RESPONSABILITÀ EX D.LGS 231/2001: VANTAGGIO ECONOMICO E RISPARMIO DI SPESA
Con decisione del 28.7.2025, n. 27669, la Cassazione (Sez. III penale) si è pronunciata su una vicenda relativa a una discarica abusiva realizzata, a partire da un accumulo di materiali, da una società a responsabilità limitata concessionaria di un'attività estrattiva, la quale, come accertato dalle competenti autorità, aveva depositato in un lotto della cava consistenti quantitativi di materiali inerti e residui di lavorazione.
A partire da questo caso di specie, la Suprema Corte ha colto l’occasione per ribadire principi consolidati sul reato di discarica non autorizzata, sulla sua natura permanente e, per quanto interessa qui sottolineare, sulla “qualificazione” del vantaggio dell’ente ai sensi del D. Lgs. 231/2001.
In particolare, dopo aver ribadito l’indirizzo giurisprudenziale secondo cui il reato di realizzazione di discarica non autorizzata ex art. 256, comma 3, D.Lgs. 152/2006 ha natura permanente, potendo considerarsi la condotta antigiuridica cessata per effetto del provvedimento di sequestro, la Suprema Corte ha affermato che, nei reati ambientali di questo genere, il “vantaggio” rilevante ai fini della responsabilità dell’ente ex D.Lgs. 231/2001 non deve consistere necessariamente in un profitto economico diretto, ben potendo essere rappresentato dal risparmio di spesa conseguito, fra le altre cose, per aver evitato i costi di smaltimento dei rifiuti.

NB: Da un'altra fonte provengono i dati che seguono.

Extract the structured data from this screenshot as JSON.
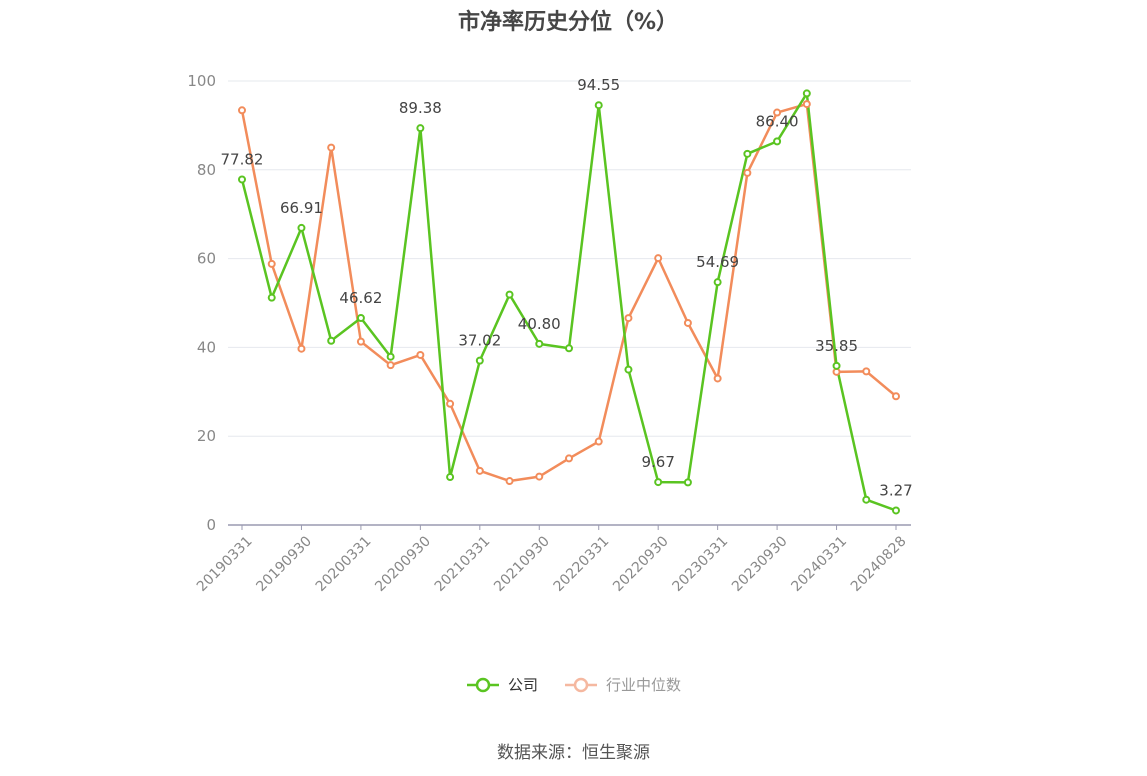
{
  "title": "市净率历史分位（%）",
  "source": "数据来源：恒生聚源",
  "legend": {
    "company": "公司",
    "industry": "行业中位数"
  },
  "colors": {
    "company": "#5ac421",
    "industry": "#f28c5b",
    "industry_legend": "#f5b8a0",
    "grid": "#e6e8ee",
    "axis": "#9a9ab0",
    "tick_text": "#888888",
    "label_text": "#444444"
  },
  "chart_data": {
    "type": "line",
    "ylim": [
      0,
      100
    ],
    "yticks": [
      0,
      20,
      40,
      60,
      80,
      100
    ],
    "grid": true,
    "legend_position": "bottom",
    "x": [
      "20190331",
      "20190630",
      "20190930",
      "20191231",
      "20200331",
      "20200630",
      "20200930",
      "20201231",
      "20210331",
      "20210630",
      "20210930",
      "20211231",
      "20220331",
      "20220630",
      "20220930",
      "20221231",
      "20230331",
      "20230630",
      "20230930",
      "20231231",
      "20240331",
      "20240630",
      "20240828"
    ],
    "x_tick_labels": [
      "20190331",
      "20190930",
      "20200331",
      "20200930",
      "20210331",
      "20210930",
      "20220331",
      "20220930",
      "20230331",
      "20230930",
      "20240331",
      "20240828"
    ],
    "series": [
      {
        "name": "公司",
        "values": [
          77.82,
          51.2,
          66.91,
          41.5,
          46.62,
          37.9,
          89.38,
          10.8,
          37.02,
          51.9,
          40.8,
          39.8,
          94.55,
          35.0,
          9.67,
          9.6,
          54.69,
          83.6,
          86.4,
          97.2,
          35.85,
          5.7,
          3.27
        ],
        "data_labels": [
          "77.82",
          "",
          "66.91",
          "",
          "46.62",
          "",
          "89.38",
          "",
          "37.02",
          "",
          "40.80",
          "",
          "94.55",
          "",
          "9.67",
          "",
          "54.69",
          "",
          "86.40",
          "",
          "35.85",
          "",
          "3.27"
        ]
      },
      {
        "name": "行业中位数",
        "values": [
          93.4,
          58.8,
          39.7,
          85.0,
          41.3,
          36.0,
          38.3,
          27.3,
          12.2,
          9.9,
          10.9,
          15.0,
          18.8,
          46.6,
          60.1,
          45.5,
          33.0,
          79.3,
          92.9,
          94.8,
          34.5,
          34.6,
          29.0
        ]
      }
    ]
  }
}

CONTRATTO DI LOCAZIONE E RISOLUZIONE ANTICIPATA PER INADEMPIMENTO
Con sentenza del 25.2.2025, n. 4892, le Sezioni Unite della Suprema Corte affrontano e risolto il contrasto giurisprudenziale in tema di risarcimento del danno per mancato guadagno spettante al locatore in caso di risoluzione del contratto di locazione per inadempimento del conduttore e conseguente restituzione dell’immobile prima della naturale scadenza del contratto.
In particolare, le Sezioni Unite della Corte hanno enunciato il seguente principio di diritto: "Il diritto del locatore a conseguire, ai sensi dell’art. 1223 c.c., il risarcimento del danno da mancato guadagno a causa della risoluzione del contratto per inadempimento del conduttore non viene meno, di per sé, in seguito alla restituzione del bene locato prima della naturale scadenza del contratto, ma richiede, normalmente, la dimostrazione da parte del locatore di essersi tempestivamente attivato, una volta ottenuta la disponibilità dell’immobile, per una nuova locazione a terzi, fermo l’apprezzamento del giudice delle circostanze del caso concreto anche in base al canone della buona fede e restando in ogni caso esclusa l’applicabilità dell’art. 1591 c.c.".
In sostanza, i giudici di legittimità hanno stabilito che il risarcimento del danno per il mancato guadagno del locatore non è automatico in caso di risoluzione anticipata del contratto, essendo appunto onore del locatore fornire prove concrete del danno subito, che dimostrino che il mancato guadagno sia una conseguenza diretta dell'inadempimento del conduttore. Peraltro, il locatore ha l'onere di dimostrare di essersi attivato tempestivamente per riaffittare l'immobile.